Standard Search: a search engine for standard.site posts

31 January 2026

The other day I put a search engine online which attempts to index all articles in the Atmosphere conforming to the standard.site lexicon: Standard Search

In practice this mostly covers people blogging on sites like pckt.blog or leaflet.pub but also independent websites like mine that have gone out of their way to integrate with ATProto. This is rapidly growing in popularity—when I first launched the search engine a few days ago there were around 3900 indexed documents and today there are 4122.

This was a relatively easy job as far as search engines go. Between the ATProto firehose and the relay's ability to list all repos with a particular collection, there is no great technical hurdle to find all the standard.site records that exist on the network and the process is entirely automated by tap. This means that no crawling is required for discovery.

Tap is a standalone service that's designed to be consumed over an HTTP API, which means you can use it from basically any programming environment. Since I'm a fan of Rust I previously built the library tapped. This hides the fiddly details of running tap, making requests and parsing the JSON events.

The search and indexing part wasn't particularly tough either because I could use tantivy. This is basically a pure Rust equivalent of Lucene and it works incredibly well. It even handles generating the snippets of text highlighting where the keywords appear in the text. For documents that don't include any content in the AT record I scraped the HTML and ran it through dom_smoothie to get the text. The existing AT blogging platforms all seem to have plaintext fields in their content data so I extract and index those.

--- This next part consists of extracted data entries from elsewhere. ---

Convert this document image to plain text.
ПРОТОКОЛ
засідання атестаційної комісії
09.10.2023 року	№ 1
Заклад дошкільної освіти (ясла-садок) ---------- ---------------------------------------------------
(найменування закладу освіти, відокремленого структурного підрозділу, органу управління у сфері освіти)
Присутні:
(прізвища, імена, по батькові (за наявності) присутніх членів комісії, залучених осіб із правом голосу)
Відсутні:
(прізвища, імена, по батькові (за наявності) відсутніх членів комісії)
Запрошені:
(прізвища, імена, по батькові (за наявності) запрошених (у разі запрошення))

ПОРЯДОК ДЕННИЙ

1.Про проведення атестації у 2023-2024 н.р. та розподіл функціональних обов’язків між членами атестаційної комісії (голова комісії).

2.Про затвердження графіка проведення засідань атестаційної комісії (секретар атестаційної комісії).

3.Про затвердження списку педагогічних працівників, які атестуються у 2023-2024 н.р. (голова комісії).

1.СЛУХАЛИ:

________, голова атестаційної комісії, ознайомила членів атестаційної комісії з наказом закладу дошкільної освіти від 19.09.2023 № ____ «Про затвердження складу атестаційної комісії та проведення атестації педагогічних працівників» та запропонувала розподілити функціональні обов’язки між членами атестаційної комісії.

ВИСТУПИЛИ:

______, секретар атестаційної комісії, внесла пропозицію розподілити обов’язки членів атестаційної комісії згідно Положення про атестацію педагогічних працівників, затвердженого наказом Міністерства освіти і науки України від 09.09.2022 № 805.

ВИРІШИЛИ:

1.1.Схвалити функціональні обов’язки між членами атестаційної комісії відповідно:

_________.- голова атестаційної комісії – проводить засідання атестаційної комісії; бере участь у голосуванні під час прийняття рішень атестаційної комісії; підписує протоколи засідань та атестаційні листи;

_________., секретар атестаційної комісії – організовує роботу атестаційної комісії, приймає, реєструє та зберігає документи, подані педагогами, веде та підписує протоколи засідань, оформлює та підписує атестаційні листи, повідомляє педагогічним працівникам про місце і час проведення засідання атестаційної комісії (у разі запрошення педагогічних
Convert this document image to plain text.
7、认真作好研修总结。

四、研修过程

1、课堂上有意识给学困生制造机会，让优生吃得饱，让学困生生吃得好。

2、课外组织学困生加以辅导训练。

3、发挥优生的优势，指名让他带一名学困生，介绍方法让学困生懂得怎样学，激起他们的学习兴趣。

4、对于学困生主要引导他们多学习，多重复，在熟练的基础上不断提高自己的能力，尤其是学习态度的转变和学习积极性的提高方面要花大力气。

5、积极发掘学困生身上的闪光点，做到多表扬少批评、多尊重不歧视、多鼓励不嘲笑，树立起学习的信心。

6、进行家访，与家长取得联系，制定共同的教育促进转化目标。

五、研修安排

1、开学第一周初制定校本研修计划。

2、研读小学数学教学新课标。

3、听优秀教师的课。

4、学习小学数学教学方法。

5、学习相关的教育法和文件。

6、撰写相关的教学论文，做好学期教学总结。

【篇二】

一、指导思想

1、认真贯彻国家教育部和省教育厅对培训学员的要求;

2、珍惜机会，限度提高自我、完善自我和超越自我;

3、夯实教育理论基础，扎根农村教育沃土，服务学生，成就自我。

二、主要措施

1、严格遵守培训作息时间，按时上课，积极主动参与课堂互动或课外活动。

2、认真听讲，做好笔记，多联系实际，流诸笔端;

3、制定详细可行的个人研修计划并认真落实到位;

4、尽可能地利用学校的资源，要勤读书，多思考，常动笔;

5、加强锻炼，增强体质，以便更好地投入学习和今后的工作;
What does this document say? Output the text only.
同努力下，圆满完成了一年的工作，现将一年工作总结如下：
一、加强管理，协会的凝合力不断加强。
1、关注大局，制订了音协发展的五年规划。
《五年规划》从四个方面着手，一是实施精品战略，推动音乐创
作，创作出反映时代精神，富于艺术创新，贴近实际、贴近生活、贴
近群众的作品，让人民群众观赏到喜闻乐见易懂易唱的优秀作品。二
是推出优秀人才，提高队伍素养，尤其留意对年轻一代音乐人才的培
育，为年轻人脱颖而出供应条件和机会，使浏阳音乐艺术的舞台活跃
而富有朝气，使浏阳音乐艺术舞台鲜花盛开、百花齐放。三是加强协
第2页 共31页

The main part that doesn't come off-the-shelf is verification. Standard.site has a two-part verification check. The AT record points to the page's URL, and the HTML at that URL needs to have a <link> tag pointing back to that same AT record to prove ownership. There's also a publication record which is verified against a .well-known URL. Therefore to prevent any forged records there is a bit of scraping required for each discovered post. Of course, at this early stage nobody (to my knowledge) is actually trying to forge anything. Verification failures mostly occur because someone didn't realise that they needed to add <link> tags. (If you want to check your own implementation I built an online validator).

Then there is the matter of validating the standard.site records themselves. Technically I don't need to do this: if I'm able to parse out the fields I need and the scraping checks succeed, then that would be enough to index the documents. However, in the spirit of encouraging correctness the search engine is actually pretty pedantic. It uses jacquard-lexicon to validate the record which confirms that the lexicon matches both structurally (having the right fields) and in terms of constraints. In practice these constraints are sometimes not observed, particularly the maximum number of graphemes in a post's description field (300). Documents that don't conform exactly are skipped from indexing.

One unknown at this stage is when there will be problems with spam or otherwise problematic content showing up in the index. I speculate that strict verification might keep a lid on this for a while. It's a little bit fiddly to get it right on your own and if a spammer is using a hosted platform they're likely to get kicked off anyway. I'll decide what to do if and when that happens.

One mildly embarassing thing: when I announced this I didn't realise that there already was a search engine for standard.site posts: pub-search.waow.tech by @zzstoatzz.io. That's no reason not to have a go making my own but it might have been nice of me to acknowledge that it wasn't a new concept.

Now that it's there, there are more things I could play with when I have time: language detection and filtering, vector search, things like that. We'll see what happens.